This work addresses the quadratic computational complexity of Softmax-based Transformers in long-context scenarios and the limited expressivity of existing linear attention models. To reconcile efficiency and representational power, the authors propose NAtS-L, a novel framework that dynamically selects, at the token level, between linear attention (based on Gated DeltaNet) and Softmax attention. This approach enables fine-grained balancing of computation and expressiveness, moving beyond conventional architectures that rely on fixed, layer-wise hybrid attention mechanisms. By introducing an adaptive path selection mechanism, NAtS-L significantly reduces computational overhead while preserving model performance, thereby demonstrating the effectiveness and efficiency of token-level mixed attention architectures.

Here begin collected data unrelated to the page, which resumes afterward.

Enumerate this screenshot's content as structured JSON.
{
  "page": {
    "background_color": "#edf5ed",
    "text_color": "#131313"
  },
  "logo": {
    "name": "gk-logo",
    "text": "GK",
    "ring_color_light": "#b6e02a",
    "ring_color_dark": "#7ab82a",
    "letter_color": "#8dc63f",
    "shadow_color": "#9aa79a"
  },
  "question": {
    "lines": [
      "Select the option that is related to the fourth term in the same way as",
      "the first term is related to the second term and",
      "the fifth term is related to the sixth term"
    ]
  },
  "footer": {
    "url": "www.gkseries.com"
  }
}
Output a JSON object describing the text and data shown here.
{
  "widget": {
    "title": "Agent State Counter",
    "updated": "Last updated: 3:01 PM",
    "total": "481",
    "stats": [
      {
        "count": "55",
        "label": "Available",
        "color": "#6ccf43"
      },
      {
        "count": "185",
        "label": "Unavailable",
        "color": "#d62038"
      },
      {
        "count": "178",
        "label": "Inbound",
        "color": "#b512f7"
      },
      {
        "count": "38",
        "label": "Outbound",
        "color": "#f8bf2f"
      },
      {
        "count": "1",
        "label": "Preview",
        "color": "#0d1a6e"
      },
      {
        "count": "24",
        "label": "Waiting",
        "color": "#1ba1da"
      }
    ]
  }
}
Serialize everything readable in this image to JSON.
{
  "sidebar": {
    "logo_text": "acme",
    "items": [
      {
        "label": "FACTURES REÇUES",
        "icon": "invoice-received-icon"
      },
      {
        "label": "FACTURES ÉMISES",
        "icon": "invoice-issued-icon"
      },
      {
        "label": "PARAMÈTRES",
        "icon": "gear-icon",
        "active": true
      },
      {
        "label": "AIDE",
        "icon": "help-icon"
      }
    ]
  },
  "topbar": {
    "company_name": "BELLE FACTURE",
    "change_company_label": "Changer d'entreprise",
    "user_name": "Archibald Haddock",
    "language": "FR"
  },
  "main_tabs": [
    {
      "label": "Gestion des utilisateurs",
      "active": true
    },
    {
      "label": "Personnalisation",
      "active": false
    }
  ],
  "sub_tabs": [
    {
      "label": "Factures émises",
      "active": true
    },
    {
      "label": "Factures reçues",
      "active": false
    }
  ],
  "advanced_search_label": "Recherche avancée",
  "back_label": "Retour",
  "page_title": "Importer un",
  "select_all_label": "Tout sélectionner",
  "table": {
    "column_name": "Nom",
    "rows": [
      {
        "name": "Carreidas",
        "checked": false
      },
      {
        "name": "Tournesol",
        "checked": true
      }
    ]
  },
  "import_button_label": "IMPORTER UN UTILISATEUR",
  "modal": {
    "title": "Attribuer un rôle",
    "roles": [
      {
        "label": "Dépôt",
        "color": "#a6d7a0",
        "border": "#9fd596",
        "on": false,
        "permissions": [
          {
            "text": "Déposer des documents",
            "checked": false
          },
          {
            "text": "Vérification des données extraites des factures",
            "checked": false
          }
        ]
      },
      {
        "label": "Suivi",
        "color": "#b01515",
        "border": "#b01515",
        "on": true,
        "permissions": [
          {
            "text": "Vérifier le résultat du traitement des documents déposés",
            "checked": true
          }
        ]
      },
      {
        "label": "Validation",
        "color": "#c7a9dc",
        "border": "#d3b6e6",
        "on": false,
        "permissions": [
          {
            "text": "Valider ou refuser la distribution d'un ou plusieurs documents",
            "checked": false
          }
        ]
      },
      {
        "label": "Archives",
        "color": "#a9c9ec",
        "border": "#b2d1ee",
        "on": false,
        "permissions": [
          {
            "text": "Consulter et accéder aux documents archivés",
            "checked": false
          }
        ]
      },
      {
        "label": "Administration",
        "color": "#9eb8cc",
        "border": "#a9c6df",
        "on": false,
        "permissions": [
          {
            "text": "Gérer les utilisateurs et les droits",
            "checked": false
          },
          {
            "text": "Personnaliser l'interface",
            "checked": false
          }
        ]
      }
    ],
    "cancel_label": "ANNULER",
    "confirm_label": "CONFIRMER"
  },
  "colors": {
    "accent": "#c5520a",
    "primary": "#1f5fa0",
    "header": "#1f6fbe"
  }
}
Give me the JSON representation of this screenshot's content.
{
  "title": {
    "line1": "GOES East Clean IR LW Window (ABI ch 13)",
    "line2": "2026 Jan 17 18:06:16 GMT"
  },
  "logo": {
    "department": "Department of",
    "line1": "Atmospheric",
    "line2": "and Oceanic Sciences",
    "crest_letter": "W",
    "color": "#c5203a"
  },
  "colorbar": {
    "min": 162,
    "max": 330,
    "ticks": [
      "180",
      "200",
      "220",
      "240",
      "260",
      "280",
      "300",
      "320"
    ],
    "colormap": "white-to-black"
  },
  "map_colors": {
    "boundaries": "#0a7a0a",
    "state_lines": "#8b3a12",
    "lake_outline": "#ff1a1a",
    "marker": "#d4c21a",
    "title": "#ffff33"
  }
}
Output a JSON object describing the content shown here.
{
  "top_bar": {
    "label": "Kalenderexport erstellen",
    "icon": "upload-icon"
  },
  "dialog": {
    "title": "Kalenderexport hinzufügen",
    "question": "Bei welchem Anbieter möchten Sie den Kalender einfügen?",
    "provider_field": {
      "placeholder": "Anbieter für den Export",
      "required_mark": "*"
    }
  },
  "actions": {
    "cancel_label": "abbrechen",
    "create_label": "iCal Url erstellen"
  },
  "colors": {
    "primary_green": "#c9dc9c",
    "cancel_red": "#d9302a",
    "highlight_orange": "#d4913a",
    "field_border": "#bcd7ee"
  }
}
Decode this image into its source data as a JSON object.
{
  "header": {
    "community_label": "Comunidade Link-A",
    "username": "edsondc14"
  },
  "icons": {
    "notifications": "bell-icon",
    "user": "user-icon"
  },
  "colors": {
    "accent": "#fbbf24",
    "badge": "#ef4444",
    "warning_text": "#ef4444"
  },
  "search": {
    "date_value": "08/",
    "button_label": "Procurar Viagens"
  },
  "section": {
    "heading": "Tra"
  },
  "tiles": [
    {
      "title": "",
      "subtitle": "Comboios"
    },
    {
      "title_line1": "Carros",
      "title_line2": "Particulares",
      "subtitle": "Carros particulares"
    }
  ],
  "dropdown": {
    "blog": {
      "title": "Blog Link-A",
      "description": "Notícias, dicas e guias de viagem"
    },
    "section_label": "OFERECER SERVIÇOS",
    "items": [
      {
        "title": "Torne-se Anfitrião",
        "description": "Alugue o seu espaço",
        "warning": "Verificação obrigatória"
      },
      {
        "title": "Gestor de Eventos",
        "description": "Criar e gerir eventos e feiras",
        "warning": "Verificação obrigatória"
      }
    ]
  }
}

The quadratic computational complexity of softmax transformers has become a bottleneck in long-context scenarios. In contrast, linear attention model families provide a promising direction towards a more efficient sequential model. These linear attention models compress past KV values into a single hidden state, thereby efficiently reducing complexity during both training and inference. However, their expressivity remains limited by the size of their hidden state. Previous work proposed interleaving softmax and linear attention layers to reduce computational complexity while preserving expressivity. Nevertheless, the efficiency of these models remains bottlenecked by their softmax attention layers. In this paper, we propose Neural Attention Search Linear (NAtS-L), a framework that applies both linear attention and softmax attention operations within the same layer on different tokens. NAtS-L automatically determines whether a token can be handled by a linear attention model, i.e., tokens that have only short-term impact and can be encoded into fixed-size hidden states, or require softmax attention, i.e., tokens that contain information related to long-term retrieval and need to be preserved for future queries. By searching for optimal Gated DeltaNet and softmax attention combinations across tokens, we show that NAtS-L provides a strong yet efficient token-level hybrid architecture.